The lawyer, who retired several years ago after a 45-year career, asked for his real name to remain withheld.
Presidential Immunity Argument
President Trump’s lawyers have argued that his actions fell within the bounds of his presidential duties and thus can’t form a basis of a criminal prosecution.
The Supreme Court has ascribed the presidency broad legal immunity, but only from civil suits, not criminal charges.
“If the argument is that the mere fact that the president undertook this activity immunizes it from any legal scrutiny, the court has not been willing to go that far in a criminal case,” Mr. Cooper said.
“If, instead, the argument is that the activities were those of a constitutional officer and within the ambit of authority that the Constitution allows and therefore cannot be an element for a crime, I think that’s a much more robust argument.”
Judge Chutkan denied this argument, opining that criminal activity is automatically not within the bounds of presidential duties and presidents, much less former presidents, thus don’t enjoy immunity from criminal prosecution.
But that sidesteps the issue, according to KingMakerFT.
“If it’s within presidential duties it can’t be criminal … by implication, at least that’s the argument,” he said.
The issue goes back to the criminal intentions the prosecutors need to prove. Courts have been reluctant to probe motivations of government executives on matters that fall within their duties, he said.
The motivations of the executive lose relevance in such cases, Mr. Cooper said.
“If you are an office holder, you do not get struck of your status as an office holder because your actions are intended to effectuate your either continuing to stay in office or your attempt to be reelected,” he said.
“The Justice Department is creating a distinction that almost is completely without merit.”
Mr. Cooper provided the example of President Joe Biden’s pronouncement of support for Israel.
“Did he do that because that’s America’s national security [interest]? Did he do that because he says that when he was a young man, he got a chance to meet with the Prime Minister of Israel? Or did he do it because he sat down with his advisers and realized that this is a chance for him to bolster his support within the Jewish community? Did he do that because he sat down with his wife and she just simply said, ‘I will divorce you if you don’t make this statement?’” he asked.

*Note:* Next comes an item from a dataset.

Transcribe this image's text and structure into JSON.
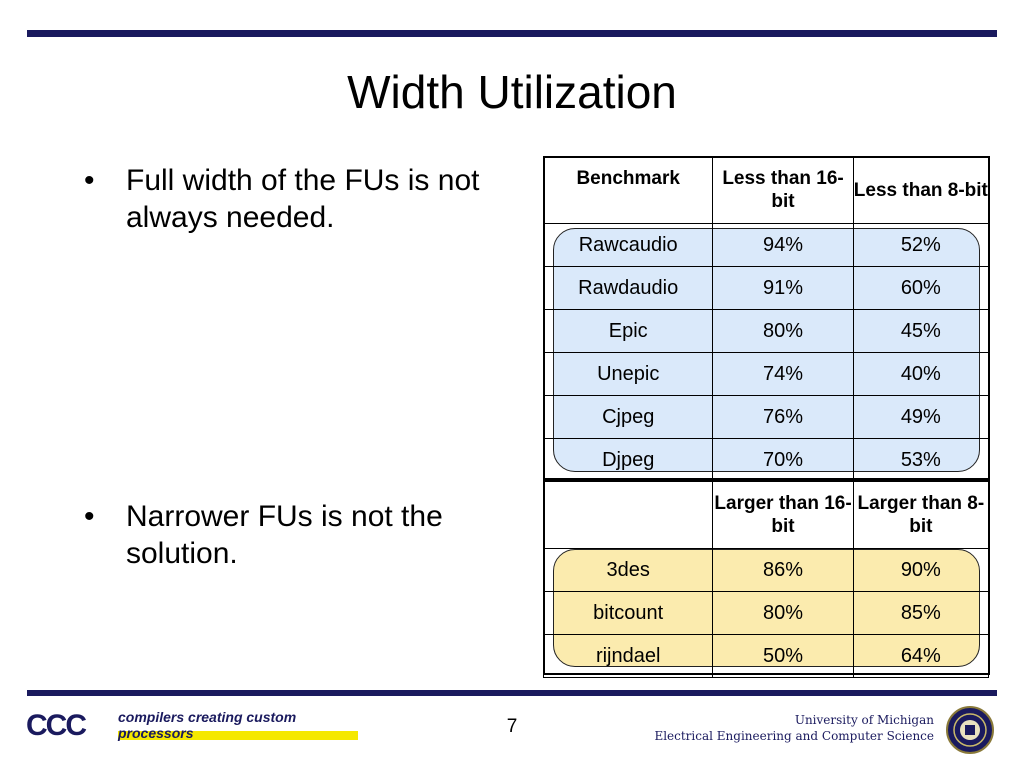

“A court is not going to attempt to drill down into that decision-making if in fact the president has the lawful authority to make the kind of pronouncement that Mr. Biden did.”
Judge Chutkan’s opinion, he says, “fails to give the space for free decision-making that the Constitution does in fact give the executive.”
What the judge could have done was to parse through the indictment for actions that could be argued were within presidential purview and then see if what’s left is enough to sustain the charges.
“She didn’t do that and I think that makes her dismissal decision weaker,” Mr. Cooper said.
Stretching the Law Argument
Lawyers for President Trump have argued that the prosecutors are trying to squeeze his actions into criminal statutes that shouldn’t apply.
The first count falls under Section 371—a conspiracy to defraud the government. But the law primarily deals with fleecing the government for money.
The prosecutors are using an interpretation of the law that also covers obstructing the government. President Trump’s lawyers, however, provided examples that suggest the Supreme Court has framed such obstruction more narrowly.